Elapsed time: 5.701 seconds.
> print(object.size(quantedaDtm), quote = FALSE, units = "Mb")
47.7 Mb

Note that this does everything in one pass, including lowercasing and tokenisation. There are methods defined for corpus management etc and dfm() methods for those objects as well, but this is the quickest way to go from the input text into a matrix representation.

dselivanov commented 8 years ago

Thanks for feedback. This benchmark is based on old base regexp functions. Now it is made on top of stringi package and should be considerably faster. I'm on vacation till this weekend, so can rerun benchmark after return.

dselivanov commented 8 years ago

@kbenoit , see this wiki page. If I missed something and comparison don't look fair, please, let me know.

kbenoit commented 8 years ago

Impressive! if you supply the argument what = “fastestword” it nearly halves the unigram tokenisation time, since this splits just on whitespace. The default tokeniser uses stringi’s word boundaries functions.

For ngrams quanteda is just slower because of the way ngrams are formed. tmlite’s impressive performance here is a very good indication that there are big performance improvements to be made in how quanteda handles this.

Overall, dfm() is designed to be a swiss army knife for people who want to go from a text or corpus to a matrix in one step. There are also many lower-level functions that can be used to build up a dfm through more manual control. The idea is to build a package for experience programmers (as you state in the descriptions of the motivations behind tmlite) but also to provide something simple and robust enough that novices can use it too. My students tend to find tm’s way of doing things hard to understand.

On 11 Oct 2015, at 08:17, Dmitriy Selivanov notifications@github.com<mailto:notifications@github.com> wrote:

@kbenoithttps://github.com/kbenoit , see this wiki pagehttps://github.com/dselivanov/tmlite/wiki/Comparison-with-quanteda.
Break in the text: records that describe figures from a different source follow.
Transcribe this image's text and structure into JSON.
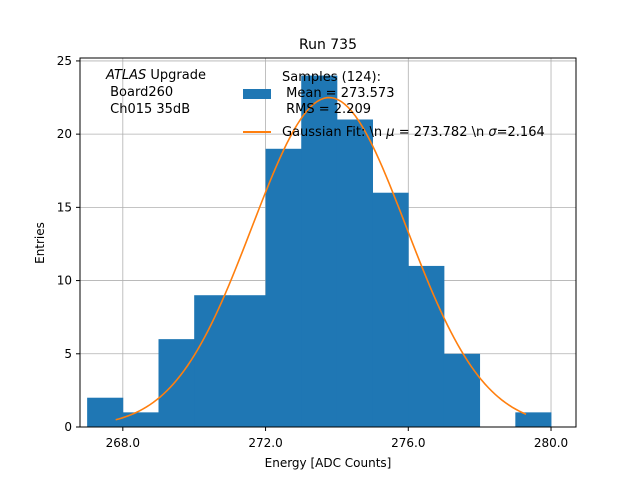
{
  "chart_data": {
    "type": "bar",
    "title": "Run 735",
    "xlabel": "Energy [ADC Counts]",
    "ylabel": "Entries",
    "xlim": [
      266.8,
      280.7
    ],
    "ylim": [
      0,
      25.2
    ],
    "grid": true,
    "xticks": [
      268,
      272,
      276,
      280
    ],
    "xtick_labels": [
      "268.0",
      "272.0",
      "276.0",
      "280.0"
    ],
    "yticks": [
      0,
      5,
      10,
      15,
      20,
      25
    ],
    "ytick_labels": [
      "0",
      "5",
      "10",
      "15",
      "20",
      "25"
    ],
    "bins": [
      {
        "lo": 267.0,
        "hi": 268.0,
        "count": 2
      },
      {
        "lo": 268.0,
        "hi": 269.0,
        "count": 1
      },
      {
        "lo": 269.0,
        "hi": 270.0,
        "count": 6
      },
      {
        "lo": 270.0,
        "hi": 271.0,
        "count": 9
      },
      {
        "lo": 271.0,
        "hi": 272.0,
        "count": 9
      },
      {
        "lo": 272.0,
        "hi": 273.0,
        "count": 19
      },
      {
        "lo": 273.0,
        "hi": 274.0,
        "count": 24
      },
      {
        "lo": 274.0,
        "hi": 275.0,
        "count": 21
      },
      {
        "lo": 275.0,
        "hi": 276.0,
        "count": 16
      },
      {
        "lo": 276.0,
        "hi": 277.0,
        "count": 11
      },
      {
        "lo": 277.0,
        "hi": 278.0,
        "count": 5
      },
      {
        "lo": 278.0,
        "hi": 279.0,
        "count": 0
      },
      {
        "lo": 279.0,
        "hi": 280.0,
        "count": 1
      }
    ],
    "fit": {
      "type": "gaussian",
      "mu": 273.782,
      "sigma": 2.164,
      "peak": 22.5,
      "x_range": [
        267.8,
        279.3
      ]
    },
    "colors": {
      "bars": "#1f77b4",
      "fit": "#ff7f0e",
      "grid": "#b0b0b0"
    },
    "legend": {
      "position": "top-right",
      "entries": [
        {
          "label": "Samples (124):\n Mean = 273.573\n RMS = 2.209",
          "kind": "bar"
        },
        {
          "label": "Gaussian Fit: \\n $\\mu$ = 273.782 \\n $\\sigma$=2.164",
          "kind": "line"
        }
      ],
      "samples_lines": [
        "Samples (124):",
        " Mean = 273.573",
        " RMS = 2.209"
      ],
      "fit_prefix": "Gaussian Fit: \\n ",
      "fit_mu_symbol": "μ",
      "fit_mid": " = 273.782 \\n ",
      "fit_sigma_symbol": "σ",
      "fit_suffix": "=2.164"
    },
    "annotation": {
      "experiment": "ATLAS",
      "experiment_suffix": " Upgrade",
      "board": " Board260",
      "channel": " Ch015 35dB"
    }
  }
}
If I missed something and comparison don't look fair, please, let me know.

— Reply to this email directly or view it on GitHubhttps://github.com/dselivanov/tmlite/issues/23#issuecomment-147186880.

dselivanov commented 8 years ago

well, tmlite also relies on word boundary tokenization, so comparison seems fair in this case =)

kbenoit commented 8 years ago

Fair enough! I will take a (much) closer look soon and see if I can improve the performance of the quanteda code.

Would be very interested in any of your comments on quanteda, since it’s aimed at exactly (but not exclusively) at the needs you describe in the motivation wiki page.

On 11 Oct 2015, at 09:31, Dmitriy Selivanov notifications@github.com<mailto:notifications@github.com> wrote:

well, tmlite also relies on word boundary tokenization, so comparison seems fair in this case =)

— Reply to this email directly or view it on GitHubhttps://github.com/dselivanov/tmlite/issues/23#issuecomment-147192408.

dselivanov commented 8 years ago

@kbenoit, if I knew about quanteda earlier, It is little chance I will start text2vec =).

One drawback (for me) - it is not possible to vectorize documents that don't fit into RAM (And this is natural R constraint - almost all objects are immutable - it is hard to effectively grow some data structure). Also with C++ core classes/functions I have much more control on RAM usage and potentially shared memory concurrency algorithms - I think it is very useful. Also as vowpal wabbit authors said:

There are two ways to have a fast learning algorithm: (a) start with a slow algorithm and speed it up, or (b) build an intrinsically fast learning algorithm. This project is about approach (b)...

Seems you are going with a) approach, and I'm going with b).

dselivanov commented 8 years ago

Closing this, benchmarks provided in wiki.

kbenoit commented 8 years ago

Worth checking out the latest GitHub master branch (currently 0.8.7-5). I got the following results:

> system.time(quantedaDtm <- dfm(dt[, review], ngrams = 1:2, verbose = FALSE))
   user  system elapsed 
 56.251   2.078  34.831

We just reimplemented ngrams/skipgrams as C+ functions. Would be interesting to compare the tokenisers head to head, without the dfm construction part.